2. This feels like a laboured approach to manage a matrix calculation that Excel performs fairly effortlessly (it automatically disregards nonnumeric entries). Is there a better way to go about calculating a covariance matrix on incomplete data?

Thanks.


sz = size(Returns);
retcov = zeros(sz(2),sz(2));
for n = 1:sz(2)
    tempdata1 = Returns(:,n);
    tempdata1 = tempdata1(isfinite(tempdata1));
    k1 = length(tempdata1);
    for m =1:sz(2);
        tempdata2 = Returns(:,m);
        tempdata2 = tempdata2(isfinite(tempdata2));
        k2 = length(tempdata2);
        k = min(k1, k2);
        tempdata = [tempdata1(k1 - k + 1:k1) tempdata2(k2 - k + 1:k2)];
        retcov(n, m) = cov(tempdata(:,1),tempdata(:,2));
    end
end     
0
Reply William 9/9/2010 6:30:26 AM

A = [NaN  10, 20, 13, NaN];
B = [NaN NaN,  5,  3,   2];

idx = ~isnan(A) & ~isnan(B);

cov(A(idx), B(idx))

ans =

         24.50          7.00
          7.00          2.00

Oleg
0
Reply Oleg 9/9/2010 7:15:22 AM


Also if you have the  Stats or the Financial TB you can use:

"c = nancov(..., 'pairwise') computes c(i,j) using rows with no NaN values in columns ior j. The result may not be a positive definite matrix. c = nancov(..., 'complete') is the default, and it omits rows with any NaN values, even if they are not in column i or j. The mean is removed from each column before calculating the result."

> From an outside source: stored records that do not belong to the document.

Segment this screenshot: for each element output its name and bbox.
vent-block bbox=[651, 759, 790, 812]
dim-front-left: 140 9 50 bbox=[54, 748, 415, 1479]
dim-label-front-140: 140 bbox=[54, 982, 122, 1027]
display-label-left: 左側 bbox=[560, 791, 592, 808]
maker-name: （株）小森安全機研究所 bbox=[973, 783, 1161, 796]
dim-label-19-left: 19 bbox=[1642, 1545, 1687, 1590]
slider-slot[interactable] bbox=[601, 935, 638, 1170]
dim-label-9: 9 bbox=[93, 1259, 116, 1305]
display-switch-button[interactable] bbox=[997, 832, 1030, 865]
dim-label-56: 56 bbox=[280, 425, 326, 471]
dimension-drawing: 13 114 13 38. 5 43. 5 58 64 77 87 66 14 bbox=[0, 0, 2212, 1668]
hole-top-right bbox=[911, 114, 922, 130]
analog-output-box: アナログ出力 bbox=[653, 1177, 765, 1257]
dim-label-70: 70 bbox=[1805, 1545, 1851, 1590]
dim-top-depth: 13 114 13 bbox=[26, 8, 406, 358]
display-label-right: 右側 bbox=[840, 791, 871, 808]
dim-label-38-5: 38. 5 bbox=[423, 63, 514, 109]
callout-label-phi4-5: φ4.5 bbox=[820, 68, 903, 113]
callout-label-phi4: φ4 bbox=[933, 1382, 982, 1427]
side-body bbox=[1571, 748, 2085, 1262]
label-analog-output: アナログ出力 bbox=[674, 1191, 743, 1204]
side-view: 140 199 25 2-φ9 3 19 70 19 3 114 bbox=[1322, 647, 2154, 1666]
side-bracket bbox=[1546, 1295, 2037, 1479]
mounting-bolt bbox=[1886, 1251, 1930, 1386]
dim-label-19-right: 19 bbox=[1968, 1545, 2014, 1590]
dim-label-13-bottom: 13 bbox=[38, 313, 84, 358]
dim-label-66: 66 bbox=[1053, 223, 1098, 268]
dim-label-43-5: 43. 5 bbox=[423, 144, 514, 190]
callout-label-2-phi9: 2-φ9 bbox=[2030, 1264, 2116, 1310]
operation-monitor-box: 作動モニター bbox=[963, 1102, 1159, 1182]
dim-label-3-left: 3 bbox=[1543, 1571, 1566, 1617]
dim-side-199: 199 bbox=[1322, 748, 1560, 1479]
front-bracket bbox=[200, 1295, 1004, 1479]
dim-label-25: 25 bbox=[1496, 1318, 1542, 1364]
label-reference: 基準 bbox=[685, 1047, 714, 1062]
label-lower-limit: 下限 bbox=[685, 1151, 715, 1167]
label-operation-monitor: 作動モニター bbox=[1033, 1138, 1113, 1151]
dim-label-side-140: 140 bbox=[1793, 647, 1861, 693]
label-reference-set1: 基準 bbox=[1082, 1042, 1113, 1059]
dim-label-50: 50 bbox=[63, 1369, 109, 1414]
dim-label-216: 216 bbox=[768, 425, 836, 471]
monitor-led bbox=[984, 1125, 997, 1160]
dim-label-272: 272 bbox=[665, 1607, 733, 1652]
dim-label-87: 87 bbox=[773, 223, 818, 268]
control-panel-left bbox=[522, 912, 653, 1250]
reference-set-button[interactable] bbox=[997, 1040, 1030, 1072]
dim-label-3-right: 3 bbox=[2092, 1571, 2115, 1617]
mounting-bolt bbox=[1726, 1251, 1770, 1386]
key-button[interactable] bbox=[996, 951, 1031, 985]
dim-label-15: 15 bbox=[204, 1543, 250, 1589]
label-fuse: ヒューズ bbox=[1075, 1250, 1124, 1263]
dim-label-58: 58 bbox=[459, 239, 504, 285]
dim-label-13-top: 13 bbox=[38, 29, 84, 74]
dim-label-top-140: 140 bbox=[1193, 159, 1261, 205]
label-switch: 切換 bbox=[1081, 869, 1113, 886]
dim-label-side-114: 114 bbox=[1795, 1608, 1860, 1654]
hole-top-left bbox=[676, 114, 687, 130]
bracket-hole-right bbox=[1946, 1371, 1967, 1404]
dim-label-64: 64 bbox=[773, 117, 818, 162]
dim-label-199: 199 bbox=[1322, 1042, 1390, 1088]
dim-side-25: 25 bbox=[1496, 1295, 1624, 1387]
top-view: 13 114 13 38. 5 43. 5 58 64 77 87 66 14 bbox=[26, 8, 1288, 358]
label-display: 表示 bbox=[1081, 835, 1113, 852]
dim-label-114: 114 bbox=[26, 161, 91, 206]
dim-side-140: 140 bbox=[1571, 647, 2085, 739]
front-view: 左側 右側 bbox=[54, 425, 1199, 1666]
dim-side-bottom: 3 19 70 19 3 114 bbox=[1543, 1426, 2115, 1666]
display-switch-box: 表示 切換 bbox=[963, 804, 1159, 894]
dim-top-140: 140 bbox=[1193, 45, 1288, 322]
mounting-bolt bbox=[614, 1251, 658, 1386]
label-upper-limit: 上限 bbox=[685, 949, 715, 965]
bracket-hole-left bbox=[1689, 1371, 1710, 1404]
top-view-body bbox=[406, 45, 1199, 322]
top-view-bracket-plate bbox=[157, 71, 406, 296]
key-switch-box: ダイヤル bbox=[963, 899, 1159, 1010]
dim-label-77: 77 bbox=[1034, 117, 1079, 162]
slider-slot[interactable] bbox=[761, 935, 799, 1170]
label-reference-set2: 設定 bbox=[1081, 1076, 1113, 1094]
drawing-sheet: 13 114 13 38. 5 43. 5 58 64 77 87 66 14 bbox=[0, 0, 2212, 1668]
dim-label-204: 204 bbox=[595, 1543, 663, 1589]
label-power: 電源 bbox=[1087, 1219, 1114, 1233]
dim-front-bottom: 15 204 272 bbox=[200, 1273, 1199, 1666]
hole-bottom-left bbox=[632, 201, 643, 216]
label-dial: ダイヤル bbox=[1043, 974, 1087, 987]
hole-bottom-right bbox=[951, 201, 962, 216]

Be aware that the "pairwise" option  (even if self implemented) can lead to a non invertible VarCovVar matrix...

Oleg
0
Reply Oleg 9/9/2010 7:55:23 AM

"Oleg Komarov" <oleg.komarovRemove.this@hotmail.it> wrote in message <i6a3tb$eos$1@fred.mathworks.com>...
> Also if you have the  Stats or the Financial TB you can use:
> 
> "c = nancov(..., 'pairwise') computes c(i,j) using rows with no NaN values in columns ior j. The result may not be a positive definite matrix. c = nancov(..., 'complete') is the default, and it omits rows with any NaN values, even if they are not in column i or j. The mean is removed from each column before calculating the result."
> 
> Be aware that the "pairwise" option  (even if self implemented) can lead to a non invertible VarCovVar matrix...
> 
> Oleg

Thanks for that, the nancov approach worked. Under the idx approach I still got the same "Subscripted assignment dimension mismatch" error message. I suspect there's something else going on with the data that's causing it.